'Hoovering Up Content'

Google Harvests Millions of Users' Personal Data to Train AI Products, Says Class Action

July 13, 2023 by Rebecca Day|Top News

Google’s revised privacy policy “purports to give it ‘permission’ to take anything shared online” to train and improve its artificial intelligence (AI) products, including personal and copyrighted information, said a class action Tuesday (docket 3:23-cv-03440) in U.S. District Court for Northern California in San Francisco.

The privacy lawsuit was brought by plaintiffs J.L., a New York Times author and investigative journalist residing in Texas; C.B., an actor and professor living in California; K.S., a 6-year-old resident of Florida with a Gmail account; Gmail and Google Bard user P.M., of California; N.G., a California resident and Google user; Florida resident and Google user R.F.; California resident J.D., a Google Hangout user; and 13-year-old G.R., a Gmail and Google Hangouts user. The plaintiffs didn't consent to Google's use of their private information, said the complaint.

Google acquired DeepMind for over $500 million in 2014 and used its large-language model (LLM) technology to develop its Bard conversational AI chat service, said the complaint. The company formed Google AI in 2017 and has released numerous AI products to the market for commercial and personal use, said the complaint. Its “Transformer” neural network underpins LLMs that are the basis for numerous AI chatbots, it said.

Google released Bard publicly in May in 180 countries. “What AI enthusiasts failed to grant equal attention to was the cost to humanity associated with the rapid, rampant, unregulated proliferation of the AI products,” said the complaint. Google’s AI products were all built using “private, personal, and/or copyrighted materials without proper consent or fair compensation,” it said; Bard is the most prominent and publicly accessible of them. Due to its “vast training data,” Bard can generate human-like answers and has coding capabilities and "advanced math and reasoning skills.” It can replicate “and mimic all the artists, authors, and creators on whose content it was trained in order to generate ‘art,’” the complaint said.

To launch its AI products, Google secretly harvested “millions” of consumers’ personal data -- “at the expense of privacy, security and ethics” -- and without their knowledge or consent, said the complaint. The LLMs powering Google’s AI products depend on consuming “huge amounts of data” for training, it said. Conversational data between humans is most valuable to help the product develop human-like communication capabilities; creative and expressive works are also valuable for AI products to learn how to “create” art, it said. “The only reason Defendants’ Products exist is because all this personal information was used to train the LLMs,” it said.

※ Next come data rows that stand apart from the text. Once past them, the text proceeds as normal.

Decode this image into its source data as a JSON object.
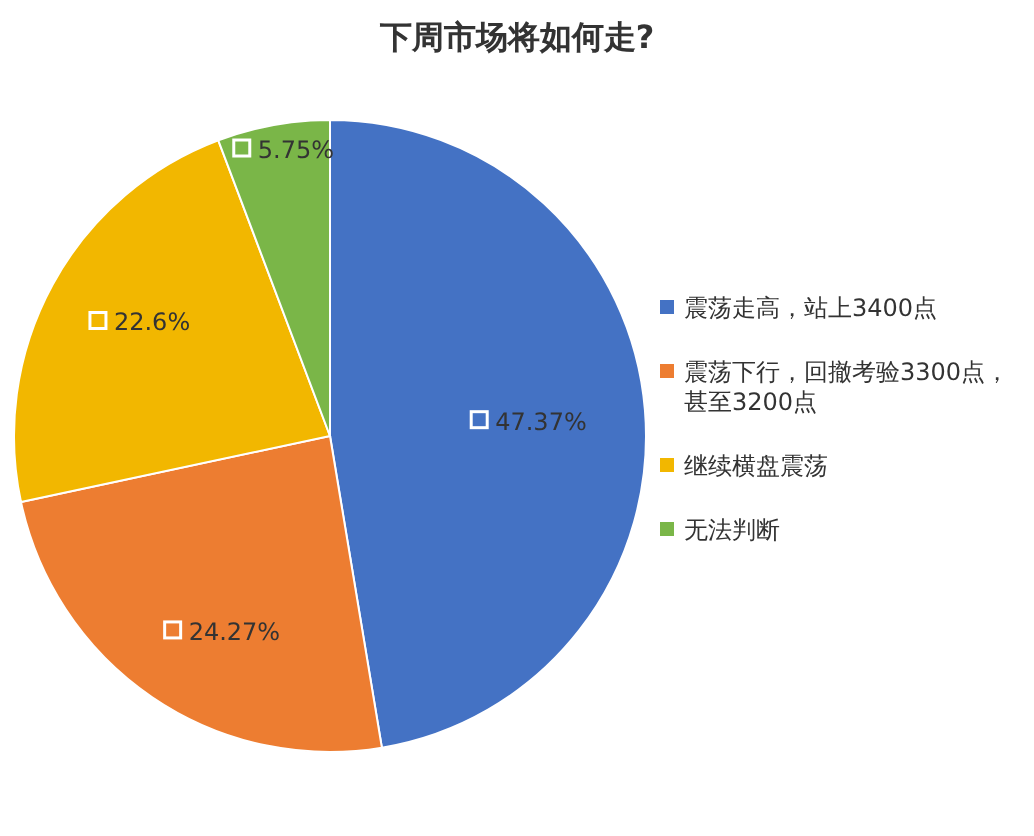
{
  "chart_data": {
    "type": "pie",
    "title": "下周市场将如何走?",
    "categories": [
      "震荡走高，站上3400点",
      "震荡下行，回撤考验3300点，甚至3200点",
      "继续横盘震荡",
      "无法判断"
    ],
    "values": [
      47.37,
      24.27,
      22.6,
      5.75
    ],
    "colors": [
      "#4472c4",
      "#ed7d31",
      "#f2b700",
      "#7ab648"
    ],
    "value_labels": [
      "47.37%",
      "24.27%",
      "22.6%",
      "5.75%"
    ],
    "legend": "right"
  }
}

To get user data, Google used bots to scrape at least 1.56 trillion words of “public dialog data and other public web documents,” including personal information, without giving notice, seeking consent or paying for it, said the complaint. Google and DeepMind “did so in secret and without registering as a data broker as required under applicable law,” it said. “The breadth of Google’s data collection without permission impacts essentially every internet user ever, raising serious legal, moral, and ethical questions," it said.

Regulators and courts worldwide are seeking to crack down on AI companies “hoovering up content without consent or notice,” but Google’s response has been to “keep their training datasets largely secret," said the complaint: “Google has not permitted any regulatory or other audit access." The company’s C-4 dataset is taken from the Common Crawl data set, “petabytes" of data collected over 12 years and owned by a nonprofit organization, it said.

The Common Crawl “was never intended to be taken en masse, and turned into an AI product for commercial gain,” the complaint said. Upon information and belief, the 501(c)(3) overseeing the Common Crawl “did not consent to this mass misappropriation and data laundering of personal data,” nor did it obtain consent of users whose personal data was scraped, it said. Google continued to feed the AI products by “harnessing data gleaned from various … Google services," including Gmail and Search, “a pervasive and unconscionable invasion of users’ personal spheres, exploiting the contents of private communications to feed their AI’s voracious appetite for personal information,” it said.

Plaintiffs charge Google and DeepMind with violating California’s Unfair Competition Law, plus negligence, invasion of privacy, intrusion upon seclusion, larceny/receipt of stolen property, conversion, unjust enrichment, direct and vicarious copyright infringement and violation of the Digital Millennium Copyright Act.

They seek a temporary freeze on Google’s development and use of AI products until establishment of an AI council responsible for approving use of products. They also seek transparency protocols, the ability for consumers to opt out of Google's data collection, establishing technological safety measures “that will prevent the technology from surpassing human intelligence and harming others," regular reviews, establishing a fund to compensate class members for “past and ongoing misconduct,” and confirmation defendants purged class members’ personal information. They seek actual, statutory and monetary damages, restitution and disgorgement.

Google has been "clear for years that we use data from public sources -- like information published to the open web and public datasets -– to train the AI models behind services like Google Translate, responsibly and in line with our AI Principles," emailed General Counsel Halimah DeLaine Prado Wednesday. "American law supports using public information to create new beneficial uses, and we look forward to refuting these baseless claims.”